Recently there’s been a fresh wave of accusations against Woody Allen. Again. The last time I checked, and especially after reading Robert Weide’s 12.13.17 summary of the certainly debatable 25 year-old allegations against Allen, I thought the matter had been more or less put to bed. Move on, let sleeping dogs lie, etc.
Weide’s piece was posted in response to Dylan Farrow’s 12.7 L.A. Times essay that asked why Woody has escaped a #MeToo slapdown. But any fair assessment of the facts suggests that Dylan’s accusation is, at the very least, clouded by uncertainty. Just take ten minutes and read the Weide piece. It’s all there. Really.
Nonetheless the tide has recently turned, and we’re now back in a Crucible-like environment, and more or less due to three things.
One, that Richard Morgan Washington Post piece about Allen’s obsession with teenaged girls, as evidenced by certain scripts he’s written. Two, Greta Gerwig‘s declaration that she’ll never work with Allen again. And three, Mira Sorvino‘s open letter to Dylan Farrow (i.e., “I believe you”).
Something snapped inside when Hunter Lurie, the son of director and HE pally Rod Lurie, asked this morning why no one has queried Timothy Chalamet about a controversial-sounding Allen film, A Rainy Day in New York, that he co-stars in.

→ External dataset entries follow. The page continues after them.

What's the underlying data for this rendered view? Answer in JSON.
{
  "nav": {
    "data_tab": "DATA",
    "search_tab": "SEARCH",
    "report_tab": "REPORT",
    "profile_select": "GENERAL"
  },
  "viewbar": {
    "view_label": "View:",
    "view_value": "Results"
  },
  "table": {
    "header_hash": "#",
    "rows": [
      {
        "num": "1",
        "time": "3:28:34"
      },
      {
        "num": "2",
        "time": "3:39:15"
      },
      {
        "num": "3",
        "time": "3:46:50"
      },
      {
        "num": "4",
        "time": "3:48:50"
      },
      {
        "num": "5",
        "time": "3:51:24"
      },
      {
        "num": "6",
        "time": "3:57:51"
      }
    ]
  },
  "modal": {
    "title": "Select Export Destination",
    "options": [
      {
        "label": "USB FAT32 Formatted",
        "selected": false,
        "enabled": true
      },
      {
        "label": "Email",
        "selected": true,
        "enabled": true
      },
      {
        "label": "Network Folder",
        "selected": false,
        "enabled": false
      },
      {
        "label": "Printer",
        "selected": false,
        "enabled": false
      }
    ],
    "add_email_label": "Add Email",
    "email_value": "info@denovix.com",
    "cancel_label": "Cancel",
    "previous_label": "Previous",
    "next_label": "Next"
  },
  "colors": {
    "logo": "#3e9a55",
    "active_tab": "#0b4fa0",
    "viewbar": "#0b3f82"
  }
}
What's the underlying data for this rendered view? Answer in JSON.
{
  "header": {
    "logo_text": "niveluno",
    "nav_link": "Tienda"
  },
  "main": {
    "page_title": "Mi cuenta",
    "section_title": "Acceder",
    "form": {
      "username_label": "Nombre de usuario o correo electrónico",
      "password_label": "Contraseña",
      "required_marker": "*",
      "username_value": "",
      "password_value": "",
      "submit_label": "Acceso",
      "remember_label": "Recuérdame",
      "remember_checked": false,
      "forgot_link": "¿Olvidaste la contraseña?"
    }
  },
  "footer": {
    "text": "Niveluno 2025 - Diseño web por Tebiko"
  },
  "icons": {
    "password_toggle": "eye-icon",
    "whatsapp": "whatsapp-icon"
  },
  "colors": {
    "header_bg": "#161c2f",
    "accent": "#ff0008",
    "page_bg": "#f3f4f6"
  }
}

I took this to mean that Lurie believes that Chalamet needs to follow in Gerwig and Sorvino’s footsteps, etc. He claimed otherwise, but he also tweeted that he suspects that A Rainy Day in New York, which partly focuses on a 40ish guy (Jude Law) in a reportedly unconsummated relationship with a much younger woman (Elle Fanning), might become a hot potato and perhaps not even be released due to the real-life echoes.